Für diese Entscheidung sei zwar nicht jedes Kind reif genug. Aber:
«Wir sprechen über Kinder, die Wochen oder Monate im Krankenhaus
verbringen. Die sind reifer als andere.» Herremans ist grundsätzlich
für aktive Sterbehilfe. «Das sollte die Freiheit jedes Einzelnen
sein», sagt sie. «Aber niemand sollte diese Freiheit haben, ohne
ausreichend informiert zu sein.»

Tom Mortier sieht in der belgischen Regelung hingegen alles andere
als Freiheit. Seine depressive Mutter habe 2012 ohne sein Wissen um
Sterbehilfe gebeten - erst am Tag nach ihrem Tod sei er darüber
informiert worden. «Das Problem in unserer Gesellschaft ist
offensichtlich, dass wir die Bedeutung des Umeinander-Kümmerns
vergessen haben», sagt Mortier. Seine Mutter habe seit vielen Jahren
an Depressionen gelitten, aber sei ansonsten gesund gewesen. Derzeit
prüft der Europäische Gerichtshof für Menschenrechte den Fall.

Bei den bislang bekannten Minderjährigen-Fällen litt ein Patient an
der Stoffwechselerkrankung Mukoviszidose, ein anderer hatte bösartige
Tumore im Kopf und der Dritte litt an der Duchenne-Muskeldystrophie,
einer bestimmten Art des Muskelschwunds.

Das belgische Sterbehilfe-Gesetz erlaubt Ärzten die Tötung auf
Verlangen von erwachsenen, unheilbar kranken Patienten, wenn
Mediziner ein unerträgliches Leiden bescheinigen. Auch bei Kindern
ist eine unheilbare Krankheit Voraussetzung. Der junge Patient muss
unter starken Schmerzen leiden, die kein Medikament lindern kann. Ein
Psychologe muss bezeugen, dass er urteilsfähig ist und in der Lage,
sich aus freien Stücken fürs Sterben zu entscheiden. Die Eltern
müssen zustimmen.

Seitdem Sterbehilfe in Belgien 2002 eingeführt wurde, steigen die
Fallzahlen kontinuierlich. 2004 waren es 349 Fälle, 2017 schon 2309.
Eugen Brysch, Vorstand der Deutschen Stiftung Patientenschutz,
kritisiert, dass die belgische Gesellschaft sich an Sterbehilfe
gewöhnt habe - dazu habe auch die Diskussion darüber geführt.
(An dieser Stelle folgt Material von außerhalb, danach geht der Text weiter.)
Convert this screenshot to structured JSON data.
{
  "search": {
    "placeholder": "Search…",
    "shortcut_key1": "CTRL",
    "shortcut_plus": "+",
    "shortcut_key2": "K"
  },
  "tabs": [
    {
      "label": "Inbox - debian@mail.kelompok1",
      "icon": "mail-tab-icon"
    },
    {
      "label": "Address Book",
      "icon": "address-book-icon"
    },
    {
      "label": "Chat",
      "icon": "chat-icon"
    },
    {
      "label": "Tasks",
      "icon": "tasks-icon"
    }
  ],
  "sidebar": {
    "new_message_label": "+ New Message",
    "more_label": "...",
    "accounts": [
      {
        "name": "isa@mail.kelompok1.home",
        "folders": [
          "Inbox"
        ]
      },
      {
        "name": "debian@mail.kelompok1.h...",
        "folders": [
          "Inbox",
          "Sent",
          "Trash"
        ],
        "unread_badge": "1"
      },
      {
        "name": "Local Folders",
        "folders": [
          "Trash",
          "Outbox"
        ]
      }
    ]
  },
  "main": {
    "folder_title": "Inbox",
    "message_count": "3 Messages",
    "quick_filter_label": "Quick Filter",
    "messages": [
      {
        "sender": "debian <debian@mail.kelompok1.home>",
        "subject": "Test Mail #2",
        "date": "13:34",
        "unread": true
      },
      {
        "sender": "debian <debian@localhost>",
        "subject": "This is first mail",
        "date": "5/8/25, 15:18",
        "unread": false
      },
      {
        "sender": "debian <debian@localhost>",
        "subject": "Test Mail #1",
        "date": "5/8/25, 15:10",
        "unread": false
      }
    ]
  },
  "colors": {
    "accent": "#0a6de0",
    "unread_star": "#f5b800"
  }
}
Allein

von 2012 auf 2013 - also als über die Ausweitung auf Minderjährige
diskutiert wurde - sei die Fallzahl um fast 400 auf 1807 gestiegen.
«Das macht schon betroffen.»

Während die aktive Sterbehilfe von französischsprachigen Patienten in
Belgien vergleichsweise wenig genutzt wird - 2017 gab es 517 Fälle -,
ist das bei den Flämisch sprechenden Patienten anders (1792). Die
Niederlande - 2002 das weltweit erste Land, das aktive Sterbehilfe
zuließ - sei für die benachbarten Flamen «trauriger Vorreiter des
Tabubruchs», sagt Brysch.

Herremans zufolge haben die flämischen Ärzte von der Erfahrung ihrer
Kollegen aus den Niederlanden profitiert. An französischsprachigen
Universitäten werde sich jedoch auch heute noch viel weniger mit dem
Thema befasst. Für Berührungsängste zur Sterbehilfe gebe es viele
Gründe.

Wegen des Sterbehilfe-Gesetzes würden sich mittlerweile jedoch immer
mehr Belgier mit dem Tod auseinandersetzen - und auch über Themen wie
Palliativmedizin sprechen. In einem kleinen Land wie Belgien mit gut
elf Millionen Einwohnern seien bei rund 2300 Sterbehilfe-Fällen
schließlich schon viele Menschen auf die ein oder andere Art - etwa
als Angehöriger, Pfleger oder Arzt - damit in Berührung gekommen.